International Competition
The 4th APAC HPC-AI Competition is an event that challenges APAC student teams to perform various computing tasks and achieve the highest benchmark scores. This competition was divided into two parts: GROMACS and DLRM, both of which required extensive computing and cluster tuning skills.
DLRM
DLRM, or Deep Learning Recommendation Model for Personalization and Recommendation Systems, is a deep learning model created by Facebook. It takes input involving several sparse and dense features, which are then transformed into embedding tables. After passing through the MLP networks, it produces probabilities of a click. In this competition, HPC-AI requires all participants to implement the MLPerf benchmark.
In this competition, my teammate and I were responsible for the DLRM task.
First, we spent months reading papers, analyzing features, and attempting to reproduce the model. Reproduction was the most challenging aspect of this process. Initially, we ran it on a single node, encountering several issues with package configurations and existing code and datasets. Thankfully, we passed this initial hurdle.
Secondly, to achieve a better benchmark score, we started tuning the cluster. With the assistance of NCHC, we obtained permission to use supercomputer clusters. This system used Singularity as its container system, which required us to familiarize ourselves with it. With support from other groups, we successfully set up the cluster environment.
Lastly, we needed to fine-tune the cluster and establish communication between clusters, a critical step for achieving a higher benchmark. Questions arose: How should we divide the dataset? How can we optimize communication for faster performance? Did we fully utilize all available resources?

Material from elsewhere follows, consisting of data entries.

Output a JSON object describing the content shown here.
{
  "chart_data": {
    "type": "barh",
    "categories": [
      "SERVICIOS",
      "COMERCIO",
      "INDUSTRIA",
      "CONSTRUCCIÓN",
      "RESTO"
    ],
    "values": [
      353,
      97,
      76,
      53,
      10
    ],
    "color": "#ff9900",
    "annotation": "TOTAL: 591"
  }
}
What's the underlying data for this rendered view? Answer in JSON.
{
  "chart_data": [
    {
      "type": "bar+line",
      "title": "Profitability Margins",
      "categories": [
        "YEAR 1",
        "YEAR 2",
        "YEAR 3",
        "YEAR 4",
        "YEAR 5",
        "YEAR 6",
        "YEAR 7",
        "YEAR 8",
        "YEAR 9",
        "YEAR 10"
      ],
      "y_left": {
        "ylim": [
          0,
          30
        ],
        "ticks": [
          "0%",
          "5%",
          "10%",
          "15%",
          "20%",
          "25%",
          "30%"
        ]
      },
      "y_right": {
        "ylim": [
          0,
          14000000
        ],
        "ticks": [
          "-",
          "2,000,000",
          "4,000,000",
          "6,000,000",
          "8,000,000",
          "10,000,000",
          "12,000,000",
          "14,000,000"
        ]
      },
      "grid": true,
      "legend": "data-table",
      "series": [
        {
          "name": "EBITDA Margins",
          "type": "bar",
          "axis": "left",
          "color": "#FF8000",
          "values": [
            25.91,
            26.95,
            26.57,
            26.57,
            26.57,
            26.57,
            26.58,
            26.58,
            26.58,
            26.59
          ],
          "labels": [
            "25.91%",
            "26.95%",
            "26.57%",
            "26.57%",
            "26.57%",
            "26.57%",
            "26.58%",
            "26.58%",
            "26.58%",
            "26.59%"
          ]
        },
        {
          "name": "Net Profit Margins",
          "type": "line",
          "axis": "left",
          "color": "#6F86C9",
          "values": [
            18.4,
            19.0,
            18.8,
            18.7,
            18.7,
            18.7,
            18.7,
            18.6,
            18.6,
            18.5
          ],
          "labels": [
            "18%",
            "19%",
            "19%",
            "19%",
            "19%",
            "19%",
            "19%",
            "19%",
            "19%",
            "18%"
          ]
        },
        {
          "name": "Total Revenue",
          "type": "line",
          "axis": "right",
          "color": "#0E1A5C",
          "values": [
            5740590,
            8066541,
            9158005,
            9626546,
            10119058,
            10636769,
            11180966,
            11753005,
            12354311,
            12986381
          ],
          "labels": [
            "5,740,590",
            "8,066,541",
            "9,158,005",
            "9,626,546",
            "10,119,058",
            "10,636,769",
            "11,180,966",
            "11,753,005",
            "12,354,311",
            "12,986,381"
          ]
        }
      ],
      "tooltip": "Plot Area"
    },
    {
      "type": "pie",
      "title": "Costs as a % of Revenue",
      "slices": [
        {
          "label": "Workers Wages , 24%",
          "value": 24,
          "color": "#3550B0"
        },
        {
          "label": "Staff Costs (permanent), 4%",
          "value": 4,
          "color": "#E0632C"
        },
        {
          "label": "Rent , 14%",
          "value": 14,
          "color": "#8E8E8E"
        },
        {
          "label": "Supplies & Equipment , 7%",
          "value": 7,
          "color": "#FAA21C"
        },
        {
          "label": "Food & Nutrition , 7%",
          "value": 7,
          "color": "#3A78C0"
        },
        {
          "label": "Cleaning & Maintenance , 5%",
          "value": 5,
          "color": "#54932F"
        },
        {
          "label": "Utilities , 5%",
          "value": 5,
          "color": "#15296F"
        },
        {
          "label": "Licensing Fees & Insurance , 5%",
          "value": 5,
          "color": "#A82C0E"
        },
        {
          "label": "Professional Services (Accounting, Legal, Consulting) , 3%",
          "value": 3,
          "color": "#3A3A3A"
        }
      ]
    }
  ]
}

Participating in this competition provided me with a valuable opportunity to delve into cluster systems and the intricacies of large-scale training processes. Throughout this journey, we encountered both minor and major challenges. Research, inquiry, and critical thinking were our most powerful tools. In the end, we were proud to receive the second place award. This experience has undoubtedly contributed to my growth on the path to becoming a software developer.